To do this, we must find the interior angles. We know that the sum of the interior angles of a polygon with \(n\) sides is \(180(n-2)\).

Therefore, if we cut out all of the circle sectors and put them together, the total angle of the sector we find in degrees would be \[360n -180n-180(n-2)\] (that is, the total degrees in the circle at each vertex, minus the two right angles from the rectangles, minus the interior angles of the polygon).

But this is equal to \(360^\circ\), so the sectors make a circle of radus \(r\), which has area \(\pi r^2\). So the formula for the area of the terratorial waters is \[ pr+\pi r^2. \]

Consider whether the same formula would hold (a) if the island were convex but not polygonal,

Let’s test an example. The circle is an example of a convex shape that isn’t polygonal.

A circle with perimeter $p$ and the boundary of its territorial waters.

A circle of perimeter \(p\) has radius \(\dfrac{p}{2\pi}\), therefore the territorial waters have area \[ \pi\left(\frac{p}{2\pi}+r\right)^2-\pi\frac{p^2}{4\pi^2}=pr+ \pi r^2, \] therefore the formula holds for a circle.

Let’s take any convex shape.
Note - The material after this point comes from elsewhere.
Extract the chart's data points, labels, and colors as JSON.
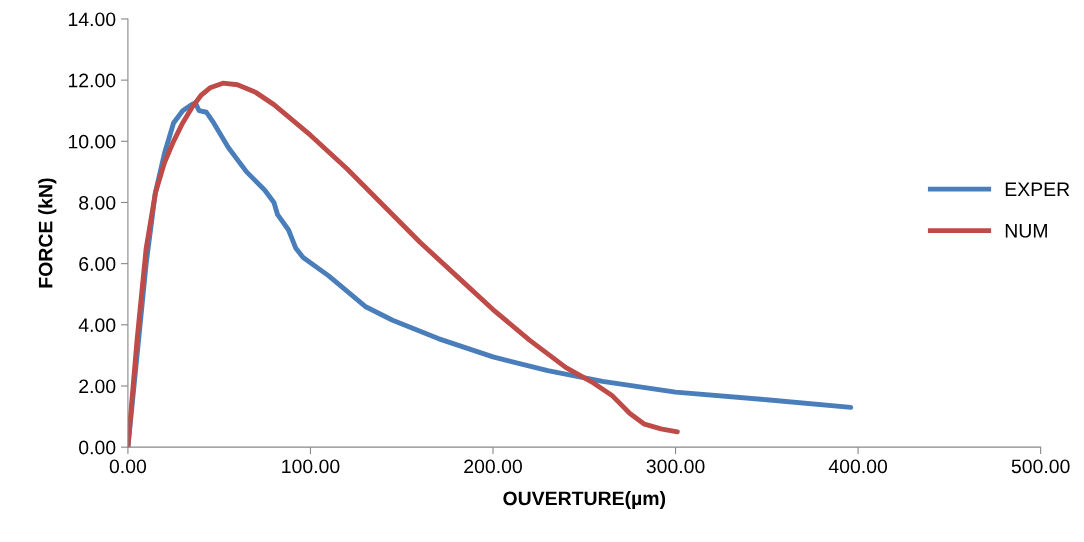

We can approximate the shape by a convex polygon by taking some points on its edge and joining them with straight lines.

A convex shape approximated by a convex polygon.

The more vertices in the convex polygon, the closer the polygon to the convex shape.

A convex shape approximated by a convex polygon with many vertices.

The formula we found in the first part of the question holds for any such approximation. In fact, since the formula does not depend on \(n\) (the number of vertices), we can let \(n\) tend to infinity and the formula will not change.

As \(n\) tends to infinity the polygon tends to the non-polygonal convex shape, and since the formula we found in the first part holds for each \(n\), it will hold in the limit too.

Therefore the formula still holds in this case.

We require the vertices to be ‘reasonably spread out’ for this to happen.

Consider whether the same formula would hold (b) if it were polygonal but not convex.

Let’s try a simple example to see if there is any hope of the formula holding.

A non-convex polygon and its territorial waters.

We can see from this picture that the rectangles here have area \(pr-r^2\), and the circle sectors have area \(\pi r^2\dfrac{140+150+160}{360}\), and so the area of the territiorial waters in this case is \[ pr-r^2+\pi r^2+\frac{\pi r^2}{4}. \] Therefore the formula does not hold in this case.